For now though, a confluence of critical factors are converging to make the CIO tread with considerably more care when it comes to adopting cloud. Most of these factors aren't a major surprise by themselves. However, it's their growing urgency to address that collectively that is gaining the attention of top-level IT leaders. Here are the top issues with cloud in my conversations with IT executives over the last two years:  

  • The diaspora of enterprise data out to the cloud. SaaS is especially problematic in this regard, storing data in commercial and private clouds usually outside the control of IT and in often entirely uncertain locations. But far from gaining growing influence over enterprise data as hoped, the CIO is finding the cloud is greatly complicating master data strategies and other vital strategic efforts. These include creating a single view of the customer, developing seamless customer experiences across IT silos, and supporting analytics/artificial intelligence (AI) efforts, which are all fueled by ready open access to data, particularly across IT applications. Having APIs and microservices certainly helps, but they are still not consistently offered or readily amenable to many use cases. The reality is that cloud is still proliferating faster for most of IT departments than they can fully reach the data stored in it. CIOs are increasingly looking at platform-based solutions to this problem, most notably customer data platforms in the short term.

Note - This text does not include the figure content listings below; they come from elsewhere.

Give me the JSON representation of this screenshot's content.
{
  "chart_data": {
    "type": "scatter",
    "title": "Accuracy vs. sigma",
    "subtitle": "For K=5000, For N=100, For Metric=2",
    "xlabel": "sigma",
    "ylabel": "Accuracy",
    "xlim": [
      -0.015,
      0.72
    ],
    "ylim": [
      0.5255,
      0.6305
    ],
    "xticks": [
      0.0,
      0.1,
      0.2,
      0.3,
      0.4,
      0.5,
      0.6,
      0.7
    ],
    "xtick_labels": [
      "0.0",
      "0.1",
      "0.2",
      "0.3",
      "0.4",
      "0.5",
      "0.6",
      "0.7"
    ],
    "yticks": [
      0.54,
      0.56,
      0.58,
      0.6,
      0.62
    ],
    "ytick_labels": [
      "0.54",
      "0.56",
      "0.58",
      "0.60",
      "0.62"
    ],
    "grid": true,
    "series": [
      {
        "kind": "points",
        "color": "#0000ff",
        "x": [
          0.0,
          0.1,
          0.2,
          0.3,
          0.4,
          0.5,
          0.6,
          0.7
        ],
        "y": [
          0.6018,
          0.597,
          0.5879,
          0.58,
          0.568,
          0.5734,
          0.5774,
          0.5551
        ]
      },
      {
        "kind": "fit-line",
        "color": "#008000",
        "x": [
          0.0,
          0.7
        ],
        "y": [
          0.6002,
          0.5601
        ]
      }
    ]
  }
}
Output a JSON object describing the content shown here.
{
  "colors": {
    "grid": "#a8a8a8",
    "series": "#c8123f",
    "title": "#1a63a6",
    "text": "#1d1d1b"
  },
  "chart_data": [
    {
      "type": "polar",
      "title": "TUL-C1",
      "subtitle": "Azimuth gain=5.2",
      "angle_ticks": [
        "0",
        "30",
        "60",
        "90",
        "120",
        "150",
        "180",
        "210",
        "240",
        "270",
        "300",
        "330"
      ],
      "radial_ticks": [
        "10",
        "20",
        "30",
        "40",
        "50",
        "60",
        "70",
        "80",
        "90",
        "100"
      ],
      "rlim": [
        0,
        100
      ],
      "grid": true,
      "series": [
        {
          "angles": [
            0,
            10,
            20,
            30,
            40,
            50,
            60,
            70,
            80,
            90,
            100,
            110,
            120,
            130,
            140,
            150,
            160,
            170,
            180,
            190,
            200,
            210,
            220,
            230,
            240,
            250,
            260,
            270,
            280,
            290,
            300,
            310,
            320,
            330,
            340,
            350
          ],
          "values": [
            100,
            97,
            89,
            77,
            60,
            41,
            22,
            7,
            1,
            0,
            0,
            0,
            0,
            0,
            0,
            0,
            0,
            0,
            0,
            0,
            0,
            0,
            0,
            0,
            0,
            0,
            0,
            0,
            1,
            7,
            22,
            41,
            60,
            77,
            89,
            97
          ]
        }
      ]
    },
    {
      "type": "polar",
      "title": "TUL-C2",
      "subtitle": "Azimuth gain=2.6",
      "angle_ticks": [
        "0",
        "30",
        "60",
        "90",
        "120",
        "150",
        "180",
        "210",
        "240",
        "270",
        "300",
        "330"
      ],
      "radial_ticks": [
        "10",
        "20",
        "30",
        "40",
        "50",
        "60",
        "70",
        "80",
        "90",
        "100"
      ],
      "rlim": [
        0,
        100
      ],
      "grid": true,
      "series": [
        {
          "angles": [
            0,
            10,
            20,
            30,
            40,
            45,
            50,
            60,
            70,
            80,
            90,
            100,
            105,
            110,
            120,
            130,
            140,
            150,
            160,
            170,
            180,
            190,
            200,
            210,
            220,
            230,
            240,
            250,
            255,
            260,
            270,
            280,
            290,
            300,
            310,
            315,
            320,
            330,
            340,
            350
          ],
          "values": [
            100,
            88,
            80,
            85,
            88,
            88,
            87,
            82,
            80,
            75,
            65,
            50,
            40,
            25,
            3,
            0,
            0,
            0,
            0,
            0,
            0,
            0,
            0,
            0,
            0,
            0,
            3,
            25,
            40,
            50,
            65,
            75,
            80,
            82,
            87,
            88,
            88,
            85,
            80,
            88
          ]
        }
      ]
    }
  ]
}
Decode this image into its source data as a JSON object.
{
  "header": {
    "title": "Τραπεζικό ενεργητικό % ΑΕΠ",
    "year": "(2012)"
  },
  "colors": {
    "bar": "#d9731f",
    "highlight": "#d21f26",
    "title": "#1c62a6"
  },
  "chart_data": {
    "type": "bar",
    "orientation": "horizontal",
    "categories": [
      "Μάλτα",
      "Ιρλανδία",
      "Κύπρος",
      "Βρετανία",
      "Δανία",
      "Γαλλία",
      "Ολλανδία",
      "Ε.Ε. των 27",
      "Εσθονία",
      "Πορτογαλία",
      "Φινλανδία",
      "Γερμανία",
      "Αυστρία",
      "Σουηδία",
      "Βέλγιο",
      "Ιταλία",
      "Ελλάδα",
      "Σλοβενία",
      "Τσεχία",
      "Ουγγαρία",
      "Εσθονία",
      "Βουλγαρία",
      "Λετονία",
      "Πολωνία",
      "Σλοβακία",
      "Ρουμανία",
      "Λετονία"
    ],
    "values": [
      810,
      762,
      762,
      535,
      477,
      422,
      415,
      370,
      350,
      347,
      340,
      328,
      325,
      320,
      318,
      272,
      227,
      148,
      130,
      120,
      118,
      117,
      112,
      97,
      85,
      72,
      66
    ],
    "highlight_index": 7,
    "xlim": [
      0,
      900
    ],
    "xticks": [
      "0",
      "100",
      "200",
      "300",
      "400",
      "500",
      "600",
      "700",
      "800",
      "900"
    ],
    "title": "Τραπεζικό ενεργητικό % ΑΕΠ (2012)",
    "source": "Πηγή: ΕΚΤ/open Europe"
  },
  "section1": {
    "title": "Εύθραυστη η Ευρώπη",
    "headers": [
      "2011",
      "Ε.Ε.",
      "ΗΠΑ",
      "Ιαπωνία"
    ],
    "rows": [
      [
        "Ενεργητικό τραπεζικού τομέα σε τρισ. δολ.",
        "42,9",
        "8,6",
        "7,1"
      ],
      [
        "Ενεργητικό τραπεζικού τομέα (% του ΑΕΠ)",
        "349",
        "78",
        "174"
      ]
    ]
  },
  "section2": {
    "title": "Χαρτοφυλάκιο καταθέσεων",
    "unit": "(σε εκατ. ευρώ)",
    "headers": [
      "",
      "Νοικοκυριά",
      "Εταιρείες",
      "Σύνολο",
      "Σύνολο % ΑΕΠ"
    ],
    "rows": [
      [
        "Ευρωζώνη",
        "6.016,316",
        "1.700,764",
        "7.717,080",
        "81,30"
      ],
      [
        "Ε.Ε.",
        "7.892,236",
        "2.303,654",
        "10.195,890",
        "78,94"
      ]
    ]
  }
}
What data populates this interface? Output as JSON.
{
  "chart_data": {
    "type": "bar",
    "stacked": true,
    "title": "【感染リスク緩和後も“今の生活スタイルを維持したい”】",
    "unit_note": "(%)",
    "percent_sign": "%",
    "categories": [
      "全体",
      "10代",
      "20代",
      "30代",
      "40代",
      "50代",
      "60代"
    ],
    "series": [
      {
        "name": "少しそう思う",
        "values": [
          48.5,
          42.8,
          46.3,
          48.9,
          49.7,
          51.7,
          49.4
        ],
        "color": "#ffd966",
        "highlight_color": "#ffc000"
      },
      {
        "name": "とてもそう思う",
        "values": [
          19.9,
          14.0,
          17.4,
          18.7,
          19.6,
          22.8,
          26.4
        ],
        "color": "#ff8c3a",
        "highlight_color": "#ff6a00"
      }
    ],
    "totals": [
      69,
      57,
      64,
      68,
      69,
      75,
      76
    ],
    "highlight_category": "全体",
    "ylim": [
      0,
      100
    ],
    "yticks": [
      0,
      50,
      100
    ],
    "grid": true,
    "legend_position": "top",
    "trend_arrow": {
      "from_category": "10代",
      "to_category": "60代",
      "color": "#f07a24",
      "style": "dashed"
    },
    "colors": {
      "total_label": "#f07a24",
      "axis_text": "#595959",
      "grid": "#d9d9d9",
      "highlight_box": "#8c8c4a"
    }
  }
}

  • Commercial clouds have evolved and proliferated beyond ready manageability. If one thing was apparent from Amazon's re:Invent confab this year, is that clouds are becoming highly sophisticated and complex in their overall offerings. In the attempt to provide all the major types of capabilities customers might want, the result has been that commercial clouds are offering 5-10 different types of database services, myriad analytics tools, and many flavors of machine learning (ML) capabilities in an attempt to be everything to the market. Amazon alone offers over 450 instance types for its popular EC2 compute service, for example. This complexity, which I've cited as the prime challenge for IT today, is exacerbated by cloud services that continue to add new capabilities without refactoring or reconciling them in some way. It's not even clear that simplifying commercial cloud services can be done, given the extent that customers depend on legacy cloud APIs/services. So we are now witnessing the first major accumulations of technical debt at the hyperscaler level. This will begin to favor new cloud entrants with cleaner, fresher product architectures.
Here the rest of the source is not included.